Les coups de cœur du parking P4

Sur le parking P4, cette année, l’ambiance fut totalement différente. Ce ne fut pas une grande kermesse : peu de photographes et peu de gastronomes installés avec leurs tables de camping.  Les premiers cherchèrent de la lumière et se tinrent au niveau de l’accès au parking P4, les seconds voulurent profiter des rayons de soleil de novembre et s’installèrent sur les espaces verts. La faute : la présence de panneaux solaires qui transformèrent le parking P4 en parking souterrain.

Les propriétaires des youngtimers japonaises furent invités au parking P4. Les voitures qui retinrent notre attention, furent des Mitsubishi Lancer Evolution, modèles extrêmement peu diffusés en France. Deux décennies après le retrait du marché de la Renault 8 Gordini, apparurent des voitures qui en reprirent la philosophie : berline 4 portes offrant 4 à 5 places équipée d’une motorisation alléchante.
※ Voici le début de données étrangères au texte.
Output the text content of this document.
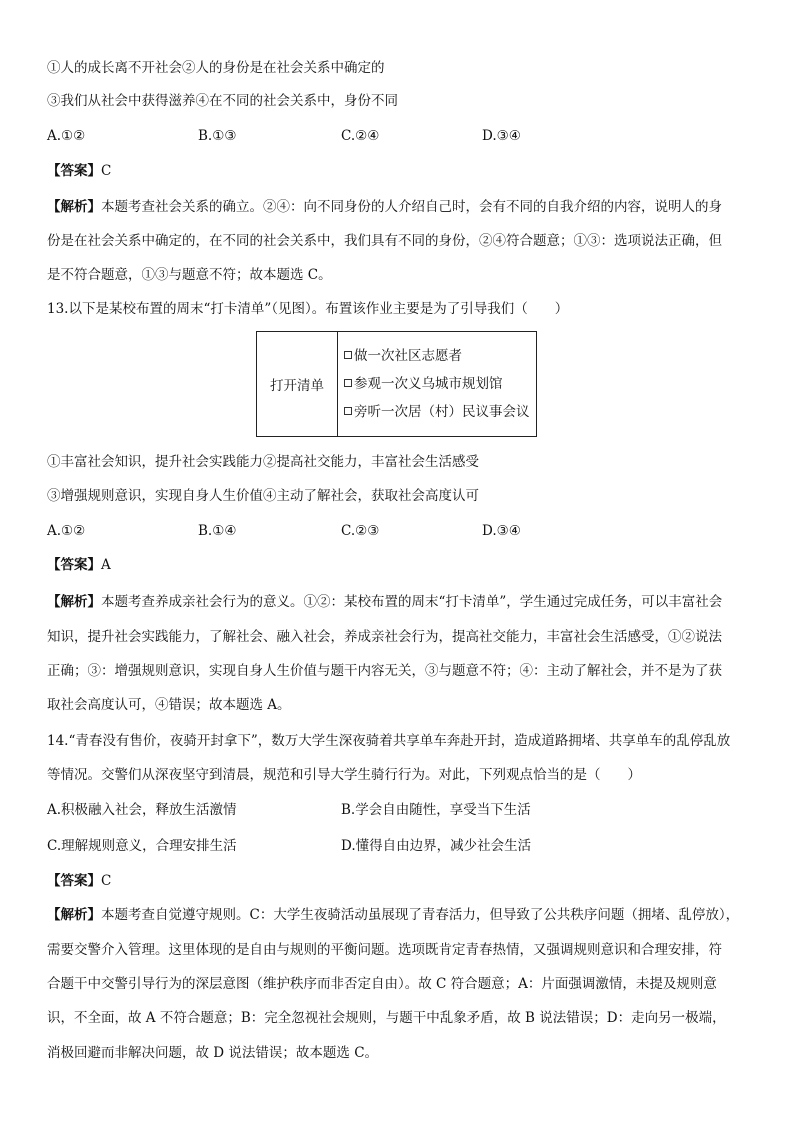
①人的成长离不开社会②人的身份是在社会关系中确定的
③我们从社会中获得滋养④在不同的社会关系中，身份不同
A.①②	B.①③	C.②④	D.③④
【答案】C
【解析】本题考查社会关系的确立。②④：向不同身份的人介绍自己时，会有不同的自我介绍的内容，说明人的身
份是在社会关系中确定的，在不同的社会关系中，我们具有不同的身份，②④符合题意；①③：选项说法正确，但
是不符合题意，①③与题意不符；故本题选 C。
13.以下是某校布置的周末“打卡清单”（见图）。布置该作业主要是为了引导我们（　　）
打开清单	
做一次社区志愿者
参观一次义乌城市规划馆
旁听一次居（村）民议事会议
①丰富社会知识，提升社会实践能力②提高社交能力，丰富社会生活感受
③增强规则意识，实现自身人生价值④主动了解社会，获取社会高度认可
A.①②	B.①④	C.②③	D.③④
【答案】A
【解析】本题考查养成亲社会行为的意义。①②：某校布置的周末“打卡清单”，学生通过完成任务，可以丰富社会
知识，提升社会实践能力，了解社会、融入社会，养成亲社会行为，提高社交能力，丰富社会生活感受，①②说法
正确；③：增强规则意识，实现自身人生价值与题干内容无关，③与题意不符；④：主动了解社会，并不是为了获
取社会高度认可，④错误；故本题选 A。
14.“青春没有售价，夜骑开封拿下”，数万大学生深夜骑着共享单车奔赴开封，造成道路拥堵、共享单车的乱停乱放
等情况。交警们从深夜坚守到清晨，规范和引导大学生骑行行为。对此，下列观点恰当的是（　　）
A.积极融入社会，释放生活激情	B.学会自由随性，享受当下生活
C.理解规则意义，合理安排生活	D.懂得自由边界，减少社会生活
【答案】C
【解析】本题考查自觉遵守规则。C：大学生夜骑活动虽展现了青春活力，但导致了公共秩序问题（拥堵、乱停放），
需要交警介入管理。这里体现的是自由与规则的平衡问题。选项既肯定青春热情，又强调规则意识和合理安排，符
合题干中交警引导行为的深层意图（维护秩序而非否定自由）。故 C 符合题意；A：片面强调激情，未提及规则意
识，不全面，故 A 不符合题意；B：完全忽视社会规则，与题干中乱象矛盾，故 B 说法错误；D：走向另一极端，
消极回避而非解决问题，故 D 说法错误；故本题选 C。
Les Mitsubishi Lancer Evolution furent fabriquées pendant 24 ans, à Okazaki entre octobre 1992 et fin 2007, à Kurashiki entre octobre 2007 et avril 2016. La motorisation implantée transversalement à l’avant, était fort intéressante : 4 cylindres de 1997cm³ (85×88) muni d’un double arbre à cames en tête, de 16 soupapes, d’une injection, d’un turbocompresseur (1998cm³ (86×86) pour la Mitsubishi Lancer Evolution X). A cela, s’ajoutaient une transmission intégrale permanente, une suspension à 4 roues indépendantes (essieu multibras et barre stabilisatrice à l’arrière), 4 freins à disques. Bref, que du bon !

Aujourd’hui, elles sont classées en 4 familles selon les carrosseries qui les habillèrent :

  • Mitsubishi Lancer Evolution I (2,5m d’empattement pour une longueur de 4,31m), Mitsubishi Lancer Evolution II et III (2,51m d’empattement pour une longueur de 4,31m), toutes équipées d’une boîte à vitesses manuelle 5 rapports.
  • Mitsubishi Lancer Evolution IV (2,51m d’empattement pour une longueur de 4,33m), Mitsubishi Lancer Evolution V et VI (2,51m d’empattement pour une longueur de 4,35m), toutes équipées d’une boîte à vitesses manuelle 5 rapports.
  • Mitsubishi Lancer Evolution VII (2,63m d’empattement pour une longueur de 4,46m), Mitsubishi Lancer Evolution VIII et IX (2,63m d’empattement pour une longueur de 4,49m, 4,54m pour les versions US), équipées d’une boîte à vitesses manuelle 5 ou 6 rapports (la Mitsubishi Lancer Evolution VII GT-A de 2002 étant munie d’une boîte à vitesses automatique 5 rapports). Entre septembre 2005 et mars 1997, la Mitsubishi Lancer Evolution IX fut disponible en variante break 5 portes dénommée Mitsubishi Lancer Wagon GT (boîte à vitesses manuelle 6 rapports) et Mitsubishi Lancer Wagon GT-A (boîte à vitesses automatique 5 rapports), d’une longueur de 4,52m.
  • Mitsubishi Lancer Evolution X (2,65m d’empattement pour une longueur comprise entre 4,5m et 4,51m (4,55m pour les versions US), équipée d’une boîte à vitesses manuelle 5 rapports (boîte à vitesses robotisée 6 rapports pour les versions TC-SST, MR version US et SE version US).

Bien entendu, avec un tel potentiel, les Mitsubishi Lancer Evolution se firent remarquées en Championnat du monde des rallyes WRC :

  • Tommi Mäkinen (1964-….) fut 4 fois champion du monde WRC en tant que pilote (1996 à 1999),
  • Mitsubishi fut champion du monde WRC en 1998.